Maersk sent an advisory to customers showing the location of its ships and changes to the services. More than 50 of its vessels appear to have been impacted. Changes to operations include missed port calls and delays as ships wait for ports to reopen.
Ports in eight port sectors in the Caribbean, Florida, North Carolina, and South Carolina are either closed or open with restrictions. Everglades, Palm Beach, Savannah, Panama City, Jacksonville, Canaveral, Tampa, Port Manatee and all ports in Key West have all been closed and are reopening over the coming days. The port of Miami reopened on Wednesday. Fort Lauderdale-Hollywood International Airport reopened on Tuesday morning after being closed for more than three days.

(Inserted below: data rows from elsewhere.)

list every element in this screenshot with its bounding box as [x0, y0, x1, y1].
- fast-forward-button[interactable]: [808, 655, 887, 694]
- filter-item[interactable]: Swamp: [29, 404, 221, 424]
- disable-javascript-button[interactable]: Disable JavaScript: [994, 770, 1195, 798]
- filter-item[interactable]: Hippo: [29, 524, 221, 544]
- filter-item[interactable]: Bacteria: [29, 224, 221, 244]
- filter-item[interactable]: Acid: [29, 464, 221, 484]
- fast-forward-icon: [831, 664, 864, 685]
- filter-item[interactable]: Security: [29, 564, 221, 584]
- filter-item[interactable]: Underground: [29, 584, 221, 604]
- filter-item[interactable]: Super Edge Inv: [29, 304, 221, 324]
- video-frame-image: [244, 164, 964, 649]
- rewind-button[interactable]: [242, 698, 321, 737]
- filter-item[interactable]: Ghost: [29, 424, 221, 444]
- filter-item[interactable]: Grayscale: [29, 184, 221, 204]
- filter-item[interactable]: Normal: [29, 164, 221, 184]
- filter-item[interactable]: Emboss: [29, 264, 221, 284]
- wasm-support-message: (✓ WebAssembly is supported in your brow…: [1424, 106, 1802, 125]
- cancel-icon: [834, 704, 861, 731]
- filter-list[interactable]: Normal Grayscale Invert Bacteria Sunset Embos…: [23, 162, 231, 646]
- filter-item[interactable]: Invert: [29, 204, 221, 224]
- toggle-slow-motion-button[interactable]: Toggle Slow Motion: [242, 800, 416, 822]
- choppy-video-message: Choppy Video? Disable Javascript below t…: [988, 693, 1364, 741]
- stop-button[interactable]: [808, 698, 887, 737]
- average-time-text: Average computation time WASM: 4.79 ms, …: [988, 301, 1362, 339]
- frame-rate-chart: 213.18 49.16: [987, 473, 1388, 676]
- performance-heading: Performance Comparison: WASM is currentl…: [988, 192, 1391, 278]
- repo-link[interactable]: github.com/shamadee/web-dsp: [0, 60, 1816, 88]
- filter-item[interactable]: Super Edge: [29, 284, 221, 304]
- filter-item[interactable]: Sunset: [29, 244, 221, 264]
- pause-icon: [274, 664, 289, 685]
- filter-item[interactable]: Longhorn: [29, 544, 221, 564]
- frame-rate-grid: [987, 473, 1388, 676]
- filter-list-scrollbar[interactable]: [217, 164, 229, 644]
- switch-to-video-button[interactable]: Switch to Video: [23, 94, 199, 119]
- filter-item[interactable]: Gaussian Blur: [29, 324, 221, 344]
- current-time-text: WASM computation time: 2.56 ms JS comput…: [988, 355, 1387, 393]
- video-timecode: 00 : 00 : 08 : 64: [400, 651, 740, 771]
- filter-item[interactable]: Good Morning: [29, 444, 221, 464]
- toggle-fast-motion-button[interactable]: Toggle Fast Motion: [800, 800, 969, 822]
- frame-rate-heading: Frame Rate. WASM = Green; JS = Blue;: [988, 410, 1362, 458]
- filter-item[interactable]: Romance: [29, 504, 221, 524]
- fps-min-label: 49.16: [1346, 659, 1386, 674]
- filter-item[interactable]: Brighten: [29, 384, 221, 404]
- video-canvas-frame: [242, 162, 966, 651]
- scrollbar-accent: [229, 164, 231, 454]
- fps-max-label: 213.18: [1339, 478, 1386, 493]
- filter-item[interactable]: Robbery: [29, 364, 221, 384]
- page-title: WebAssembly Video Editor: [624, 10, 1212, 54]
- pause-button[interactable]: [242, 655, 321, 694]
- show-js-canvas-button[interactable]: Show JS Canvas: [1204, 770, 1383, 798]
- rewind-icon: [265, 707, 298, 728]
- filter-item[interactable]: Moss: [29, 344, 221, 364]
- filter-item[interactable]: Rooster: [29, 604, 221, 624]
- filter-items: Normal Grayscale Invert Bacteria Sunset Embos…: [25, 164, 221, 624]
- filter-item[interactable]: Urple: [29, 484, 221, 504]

The port of Charleston has also reopened with no damage, and the CMA CGM shipping line has resumed its scheduled visit of the Theordore Rooselvelt container ship into Charleston. The Roosevelt is the largest container ship to visit East Coast ports, capable of hauling up to 14,855 cargo boxes. Its Charleston visit has been delayed three times because of weather
One issue that has become more apparent is that Florida’s reliance on its ports to bring in 90 percent of its gasoline has created a shortage, potentially leaving people who evacuated for Hurricane Irma stranded as they drive back home. Florida’s fuel resources will remain tight until the state’s five ports that accept fuel can be cleared to accept more tankers.
Our thoughts are with all those affected by the hurricane, and especially to those families who lost loved ones. Many people are without homes and electricity, and it will take a long time for calm to be restored. The relief effort has already begun, and will continue for some time to come.